TAG 28 Oct 2025 10:12 UTC
−8 points
−9
Humans are intrinsically corrigible, as a social animals, and have specific motions, pride and shame, which are used by society to shape their systems.(as explained in the https://en.wikipedia.org/wiki/The_Emotion_Machine) Society provides the value systems, which can be very complex and variable … whereas, nature only provides the simple , but vital , “hooks” that value-shaping depends on. And we can tell that the hooks are simple, because toddlers (and some animals) can implement them. The basis of corrigibility in organisms is also n in rational, which answer the basic objection

‘We call an AI system “corrigible” if it cooperates with what its creators regard as a corrective intervention, despite default incentives for rational agents to resist attempts to shut them down or modify their preferences’. Rationality is intrinsically high level:it never goes all the way down. That being the case , there is no need to solve the problem of making a rational agent corrigible.

The complexity of the target, final value system is irrelevant to the complexity of the hooks. Humans can learn deference and respect in culturally complex ways, eg. to defer to various gods and ancestors, but that’s still based on the same simple hooks

Arguments against alignment can’t be redeployed as arguments against corrigbility, because they are not the same.

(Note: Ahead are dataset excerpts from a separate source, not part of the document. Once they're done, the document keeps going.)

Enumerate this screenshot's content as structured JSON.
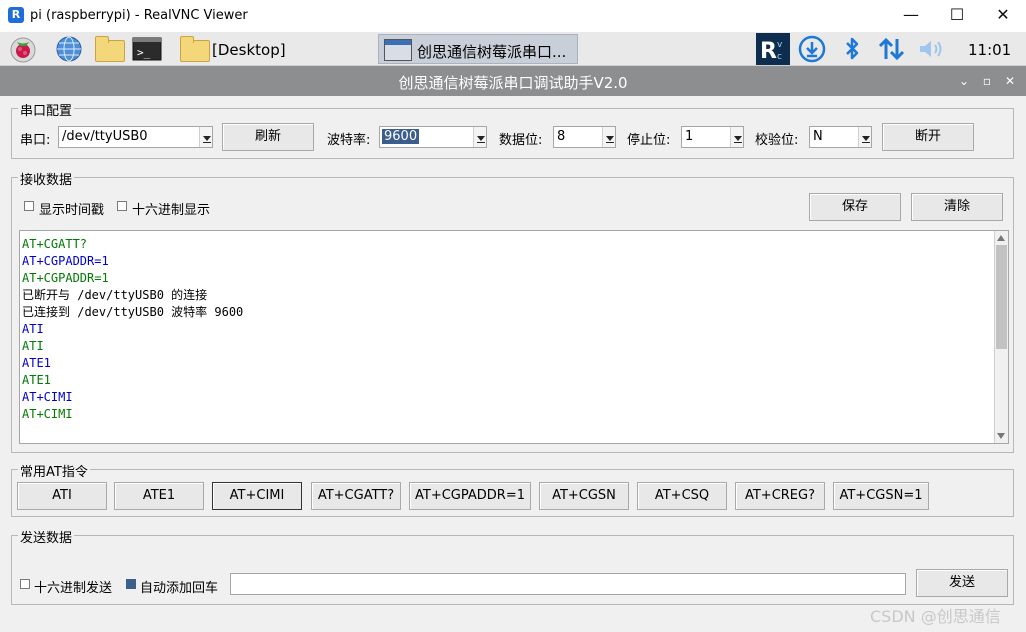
{
  "window": {
    "title": "pi (raspberrypi) - RealVNC Viewer",
    "app_icon_letter": "R",
    "minimize": "—",
    "maximize": "☐",
    "close": "✕"
  },
  "taskbar": {
    "desktop_label": "[Desktop]",
    "active_task": "创思通信树莓派串口...",
    "clock": "11:01",
    "tray_icons": [
      "vnc-icon",
      "download-icon",
      "bluetooth-icon",
      "network-arrows-icon",
      "volume-icon"
    ]
  },
  "app": {
    "title": "创思通信树莓派串口调试助手V2.0",
    "ctrl_collapse": "⌄",
    "ctrl_restore": "▫",
    "ctrl_close": "✕"
  },
  "serial_config": {
    "group_title": "串口配置",
    "port_label": "串口:",
    "port_value": "/dev/ttyUSB0",
    "refresh_label": "刷新",
    "baud_label": "波特率:",
    "baud_value": "9600",
    "databits_label": "数据位:",
    "databits_value": "8",
    "stopbits_label": "停止位:",
    "stopbits_value": "1",
    "parity_label": "校验位:",
    "parity_value": "N",
    "disconnect_label": "断开"
  },
  "receive": {
    "group_title": "接收数据",
    "show_timestamp_label": "显示时间戳",
    "hex_display_label": "十六进制显示",
    "save_label": "保存",
    "clear_label": "清除",
    "colors": {
      "sent": "#0000cc",
      "received": "#007a00",
      "status": "#000000"
    },
    "lines": [
      {
        "text": "AT+CGATT?",
        "kind": "received"
      },
      {
        "text": "AT+CGPADDR=1",
        "kind": "sent"
      },
      {
        "text": "AT+CGPADDR=1",
        "kind": "received"
      },
      {
        "text": "已断开与 /dev/ttyUSB0 的连接",
        "kind": "status"
      },
      {
        "text": "已连接到 /dev/ttyUSB0 波特率 9600",
        "kind": "status"
      },
      {
        "text": "ATI",
        "kind": "sent"
      },
      {
        "text": "ATI",
        "kind": "received"
      },
      {
        "text": "ATE1",
        "kind": "sent"
      },
      {
        "text": "ATE1",
        "kind": "received"
      },
      {
        "text": "AT+CIMI",
        "kind": "sent"
      },
      {
        "text": "AT+CIMI",
        "kind": "received"
      }
    ]
  },
  "at_commands": {
    "group_title": "常用AT指令",
    "buttons": [
      "ATI",
      "ATE1",
      "AT+CIMI",
      "AT+CGATT?",
      "AT+CGPADDR=1",
      "AT+CGSN",
      "AT+CSQ",
      "AT+CREG?",
      "AT+CGSN=1"
    ]
  },
  "send": {
    "group_title": "发送数据",
    "hex_send_label": "十六进制发送",
    "auto_cr_label": "自动添加回车",
    "auto_cr_checked": true,
    "input_value": "",
    "send_label": "发送"
  },
  "watermark": "CSDN @创思通信"
}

So far as I can tell, there are still a number of EAs out there who did not get the idea of “the stuff you do with gradient descent does not pin down the thing you want to teach the AI, because it’s a large space and your dataset underspecifies that internal motivation” and who go, “Aha, but you have not considered that by TRAINING the AI we are providing a REASON for the AI to have the internal motivations I want! And have you also considered that gradient descent doesn’t locate a RANDOM element of the space?”

..is an argument against alignment , not corrigibility.